Un lyrisme spontané ou maîtrisé ?

 Car c'est une véritable réflexion sur le statut de la parole poétique que nous propose l'auteur. Le discours fragmenté ne permet pas toujours de définir avec précision le sujet lyrique, brouillant les pistes en instaurant une polyphonie au sein de l’œuvre. Plusieurs grilles de lectures sont alors possibles, faisant apparaître autant de vérités que de points de vue. Le doute plane ainsi sur l'authenticité et la sincérité de la parole. De même, Charles d'Orléans pointe du doigt les insuffisances de la parole poétique à exprimer l'indicible, le saisissement de l'émotion dans ce qu'elle a de plus profond.

 La transmission de l'émotion n'a alors rien de spontané mais résulte d'un réel un travail de composition.

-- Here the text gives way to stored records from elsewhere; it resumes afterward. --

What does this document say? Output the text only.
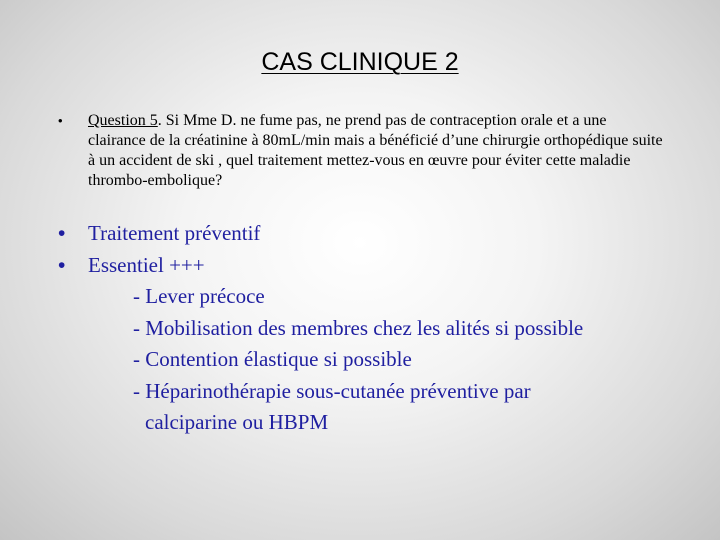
CAS CLINIQUE 2
• Question 5. Si Mme D. ne fume pas, ne prend pas de contraception orale et a une clairance de la créatinine à 80mL/min mais a bénéficié d’une chirurgie orthopédique suite à un accident de ski , quel traitement mettez-vous en œuvre pour éviter cette maladie thrombo-embolique?
• Traitement préventif
• Essentiel +++
- Lever précoce
- Mobilisation des membres chez les alités si possible
- Contention élastique si possible
- Héparinothérapie sous-cutanée préventive par
calciparine ou HBPM
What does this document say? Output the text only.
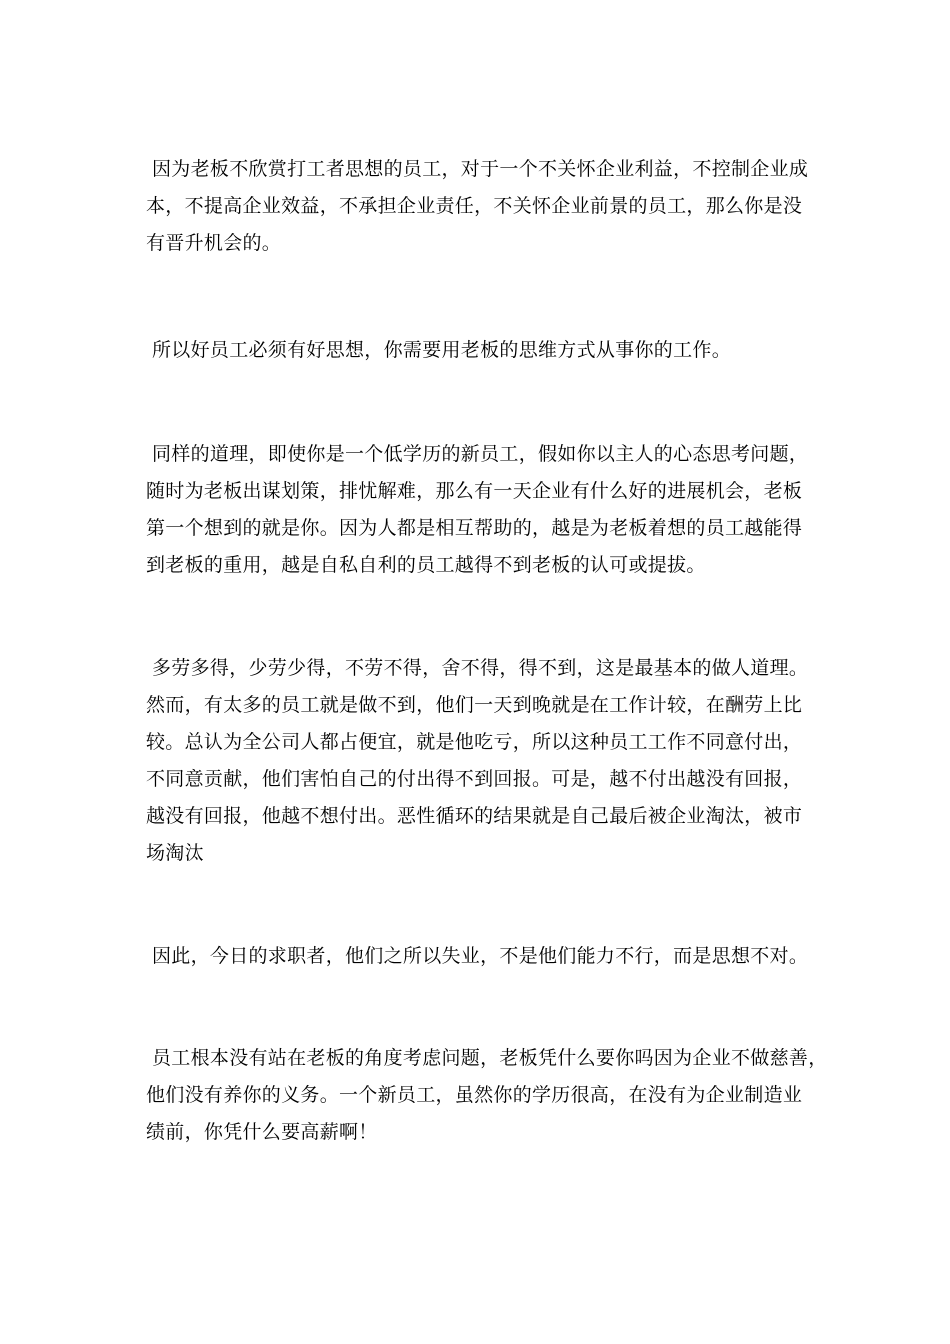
因为老板不欣赏打工者思想的员工，对于一个不关怀企业利益，不控制企业成
本，不提高企业效益，不承担企业责任，不关怀企业前景的员工，那么你是没
有晋升机会的。

所以好员工必须有好思想，你需要用老板的思维方式从事你的工作。

同样的道理，即使你是一个低学历的新员工，假如你以主人的心态思考问题，
随时为老板出谋划策，排忧解难，那么有一天企业有什么好的进展机会，老板
第一个想到的就是你。因为人都是相互帮助的，越是为老板着想的员工越能得
到老板的重用，越是自私自利的员工越得不到老板的认可或提拔。

多劳多得，少劳少得，不劳不得，舍不得，得不到，这是最基本的做人道理。
然而，有太多的员工就是做不到，他们一天到晚就是在工作计较，在酬劳上比
较。总认为全公司人都占便宜，就是他吃亏，所以这种员工工作不同意付出，
不同意贡献，他们害怕自己的付出得不到回报。可是，越不付出越没有回报，
越没有回报，他越不想付出。恶性循环的结果就是自己最后被企业淘汰，被市
场淘汰

因此，今日的求职者，他们之所以失业，不是他们能力不行，而是思想不对。

员工根本没有站在老板的角度考虑问题，老板凭什么要你吗因为企业不做慈善，
他们没有养你的义务。一个新员工，虽然你的学历很高，在没有为企业制造业
绩前，你凭什么要高薪啊！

La comparaison avec Dante et Pétrarque permet de saisir combien l'oeuvre lyrique développe une " esthétique de la maîtrise ", mettant à distance les sentiments exprimés par un travail rationnel et minutieux de reconstitution et de réélaboration poétique. L'émotion, traduite, trahie, par la raison surgit de l'emploi de procédés rhétoriques et de connivences avec le lecteur  permises par le brouillage polyphonique, l'ironie et l'humour.

 Cependant, cette " esthétique de la maîtrise " chez Charles d'Orléans est le fruit d'une maturation ; Jean-Claude Mühlethaler distingue bien la période anglaise, où l'expression des émotions tend vers la spontanéité sans toutefois y correspondre, de la période de Blois, où l'émotion est bien plus maîtrisée.

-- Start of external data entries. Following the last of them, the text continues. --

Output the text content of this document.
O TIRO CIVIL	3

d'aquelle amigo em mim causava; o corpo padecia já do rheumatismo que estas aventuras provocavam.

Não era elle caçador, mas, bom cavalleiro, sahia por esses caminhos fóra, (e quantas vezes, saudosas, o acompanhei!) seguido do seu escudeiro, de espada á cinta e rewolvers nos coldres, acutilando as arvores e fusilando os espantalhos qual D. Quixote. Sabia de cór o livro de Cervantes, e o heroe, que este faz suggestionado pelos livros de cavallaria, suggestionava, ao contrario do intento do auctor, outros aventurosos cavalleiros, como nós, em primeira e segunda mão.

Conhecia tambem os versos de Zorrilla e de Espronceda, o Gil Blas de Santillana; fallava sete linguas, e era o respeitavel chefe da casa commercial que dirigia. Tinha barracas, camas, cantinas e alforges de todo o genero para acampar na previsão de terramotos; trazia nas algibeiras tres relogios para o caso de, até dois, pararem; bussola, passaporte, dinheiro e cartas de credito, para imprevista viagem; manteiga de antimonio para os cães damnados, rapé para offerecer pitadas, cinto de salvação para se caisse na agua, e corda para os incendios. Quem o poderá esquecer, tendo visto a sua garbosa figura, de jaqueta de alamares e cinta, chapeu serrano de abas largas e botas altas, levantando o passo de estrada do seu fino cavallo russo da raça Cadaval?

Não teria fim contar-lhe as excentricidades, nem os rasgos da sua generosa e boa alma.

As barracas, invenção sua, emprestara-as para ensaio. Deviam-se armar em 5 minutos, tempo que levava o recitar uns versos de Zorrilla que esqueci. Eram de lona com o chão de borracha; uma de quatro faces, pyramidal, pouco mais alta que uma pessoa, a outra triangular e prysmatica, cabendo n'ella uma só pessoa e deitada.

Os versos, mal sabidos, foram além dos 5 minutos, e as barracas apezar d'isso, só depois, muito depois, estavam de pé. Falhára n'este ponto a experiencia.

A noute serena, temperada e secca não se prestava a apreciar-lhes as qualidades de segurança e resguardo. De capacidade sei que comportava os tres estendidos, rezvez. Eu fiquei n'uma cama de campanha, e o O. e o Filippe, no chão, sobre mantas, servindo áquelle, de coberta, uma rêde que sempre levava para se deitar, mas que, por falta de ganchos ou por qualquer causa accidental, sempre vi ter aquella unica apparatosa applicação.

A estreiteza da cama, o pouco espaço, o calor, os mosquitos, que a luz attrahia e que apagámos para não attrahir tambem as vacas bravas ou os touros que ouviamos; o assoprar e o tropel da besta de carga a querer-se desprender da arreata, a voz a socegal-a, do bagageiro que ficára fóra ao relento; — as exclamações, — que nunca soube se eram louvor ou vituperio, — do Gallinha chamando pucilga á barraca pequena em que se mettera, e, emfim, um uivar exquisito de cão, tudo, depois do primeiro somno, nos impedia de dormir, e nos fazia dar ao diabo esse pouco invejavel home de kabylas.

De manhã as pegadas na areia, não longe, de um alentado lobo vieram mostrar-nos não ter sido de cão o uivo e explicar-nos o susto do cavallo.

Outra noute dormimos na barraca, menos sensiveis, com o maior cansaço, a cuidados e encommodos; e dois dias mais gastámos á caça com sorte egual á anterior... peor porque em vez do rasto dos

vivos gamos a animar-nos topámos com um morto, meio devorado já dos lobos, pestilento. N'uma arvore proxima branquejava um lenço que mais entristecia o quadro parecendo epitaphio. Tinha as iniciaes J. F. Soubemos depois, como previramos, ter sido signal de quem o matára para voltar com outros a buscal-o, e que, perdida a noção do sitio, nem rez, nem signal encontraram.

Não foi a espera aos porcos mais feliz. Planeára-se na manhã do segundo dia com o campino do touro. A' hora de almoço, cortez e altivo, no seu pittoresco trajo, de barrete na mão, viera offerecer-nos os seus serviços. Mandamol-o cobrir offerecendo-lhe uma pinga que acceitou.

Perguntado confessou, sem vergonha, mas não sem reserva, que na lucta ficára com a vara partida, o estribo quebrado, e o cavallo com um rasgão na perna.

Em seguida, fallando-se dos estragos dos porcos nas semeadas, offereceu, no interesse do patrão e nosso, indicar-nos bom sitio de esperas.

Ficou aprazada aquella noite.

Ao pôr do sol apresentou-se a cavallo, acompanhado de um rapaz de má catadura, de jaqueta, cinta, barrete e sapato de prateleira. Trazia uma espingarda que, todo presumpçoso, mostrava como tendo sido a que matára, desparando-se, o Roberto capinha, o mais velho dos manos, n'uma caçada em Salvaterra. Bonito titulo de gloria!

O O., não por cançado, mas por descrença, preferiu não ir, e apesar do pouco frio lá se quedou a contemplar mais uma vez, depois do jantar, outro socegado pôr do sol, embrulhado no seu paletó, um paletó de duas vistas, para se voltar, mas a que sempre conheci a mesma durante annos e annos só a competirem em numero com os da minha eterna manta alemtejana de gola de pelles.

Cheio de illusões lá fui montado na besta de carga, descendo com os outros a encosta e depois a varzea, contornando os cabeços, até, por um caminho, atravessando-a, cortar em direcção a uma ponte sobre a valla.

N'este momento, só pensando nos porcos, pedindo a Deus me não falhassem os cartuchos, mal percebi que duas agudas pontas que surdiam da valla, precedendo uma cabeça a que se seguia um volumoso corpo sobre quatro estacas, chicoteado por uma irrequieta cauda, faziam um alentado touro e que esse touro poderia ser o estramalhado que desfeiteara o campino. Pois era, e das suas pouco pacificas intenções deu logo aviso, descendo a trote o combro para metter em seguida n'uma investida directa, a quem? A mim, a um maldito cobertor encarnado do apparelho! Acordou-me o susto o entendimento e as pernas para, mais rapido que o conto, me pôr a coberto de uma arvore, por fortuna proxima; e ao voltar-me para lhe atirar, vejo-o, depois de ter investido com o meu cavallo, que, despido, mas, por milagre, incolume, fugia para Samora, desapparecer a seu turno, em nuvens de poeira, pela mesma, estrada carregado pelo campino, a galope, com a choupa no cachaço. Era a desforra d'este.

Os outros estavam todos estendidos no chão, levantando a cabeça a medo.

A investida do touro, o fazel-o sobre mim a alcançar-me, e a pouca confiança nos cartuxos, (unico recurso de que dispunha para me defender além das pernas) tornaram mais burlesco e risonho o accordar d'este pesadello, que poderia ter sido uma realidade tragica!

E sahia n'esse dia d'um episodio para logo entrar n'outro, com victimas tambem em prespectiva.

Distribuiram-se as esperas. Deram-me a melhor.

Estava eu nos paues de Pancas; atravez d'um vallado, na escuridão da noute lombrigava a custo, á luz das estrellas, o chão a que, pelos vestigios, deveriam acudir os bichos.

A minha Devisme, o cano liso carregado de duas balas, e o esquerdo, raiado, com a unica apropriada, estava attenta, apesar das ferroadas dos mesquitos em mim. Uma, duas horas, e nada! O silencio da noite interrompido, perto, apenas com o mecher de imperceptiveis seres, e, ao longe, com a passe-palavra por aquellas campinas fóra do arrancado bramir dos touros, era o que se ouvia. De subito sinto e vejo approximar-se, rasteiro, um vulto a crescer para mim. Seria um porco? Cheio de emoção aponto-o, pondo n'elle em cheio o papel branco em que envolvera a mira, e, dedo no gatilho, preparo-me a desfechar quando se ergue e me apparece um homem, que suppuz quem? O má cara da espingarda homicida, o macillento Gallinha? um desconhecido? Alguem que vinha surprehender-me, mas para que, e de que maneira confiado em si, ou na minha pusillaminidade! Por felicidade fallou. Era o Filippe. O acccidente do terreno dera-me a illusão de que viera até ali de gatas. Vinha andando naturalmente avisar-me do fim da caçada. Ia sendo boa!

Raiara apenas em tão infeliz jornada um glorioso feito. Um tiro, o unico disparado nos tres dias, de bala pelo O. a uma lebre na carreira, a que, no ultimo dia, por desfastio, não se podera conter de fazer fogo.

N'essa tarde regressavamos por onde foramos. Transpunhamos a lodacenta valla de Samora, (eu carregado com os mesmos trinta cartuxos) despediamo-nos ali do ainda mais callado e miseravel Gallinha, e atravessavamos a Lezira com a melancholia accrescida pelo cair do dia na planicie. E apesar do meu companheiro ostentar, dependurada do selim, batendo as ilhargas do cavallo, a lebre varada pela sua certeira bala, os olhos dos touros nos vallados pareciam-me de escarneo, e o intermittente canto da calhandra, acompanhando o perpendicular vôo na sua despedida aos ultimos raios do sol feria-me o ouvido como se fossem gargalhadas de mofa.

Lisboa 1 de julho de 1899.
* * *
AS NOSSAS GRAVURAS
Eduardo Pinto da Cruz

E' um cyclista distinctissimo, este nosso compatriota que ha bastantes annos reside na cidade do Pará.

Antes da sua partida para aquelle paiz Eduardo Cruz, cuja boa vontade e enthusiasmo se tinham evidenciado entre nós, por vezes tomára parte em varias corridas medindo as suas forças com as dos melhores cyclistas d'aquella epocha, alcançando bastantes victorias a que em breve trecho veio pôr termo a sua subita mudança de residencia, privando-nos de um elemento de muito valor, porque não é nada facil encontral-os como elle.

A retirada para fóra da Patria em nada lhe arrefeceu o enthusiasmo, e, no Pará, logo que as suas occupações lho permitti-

 De fait, l'écriture du prince-poète est dans un entre-deux entre une poétique de la maîtrise et une poétique de la spontanéité, permettant à l'auteur de proposer une grille de lecture pertinente pour l'ensemble de la littérature du bas Moyen Age : " Le lyrisme (d'amour) de la fin du Moyen Age gagnerait à être étudié systématiquement à la lumière des deux pôles que représentent la poétique de la maîtrise et la poétique de la spontanéité. Le paysage littéraire européen en sortirait en partie reconfiguré. D'un pays à l'autre, des rapprochements inédits s'imposeraient et les choix contrastants des poètes, leurs hésitations aussi, mettraient en lumière les enjeux de la subjectivité littéraire à l'aube des temps modernes."  

 Enfin, une large part de l'ouvrage expose la postérité littéraire de Charles d'Orléans prolongeant les jeux d'intertextualités qui entouraient l'œuvre dès sa composition et posant la question du lien entre subjectivité littéraire et expérience vécue.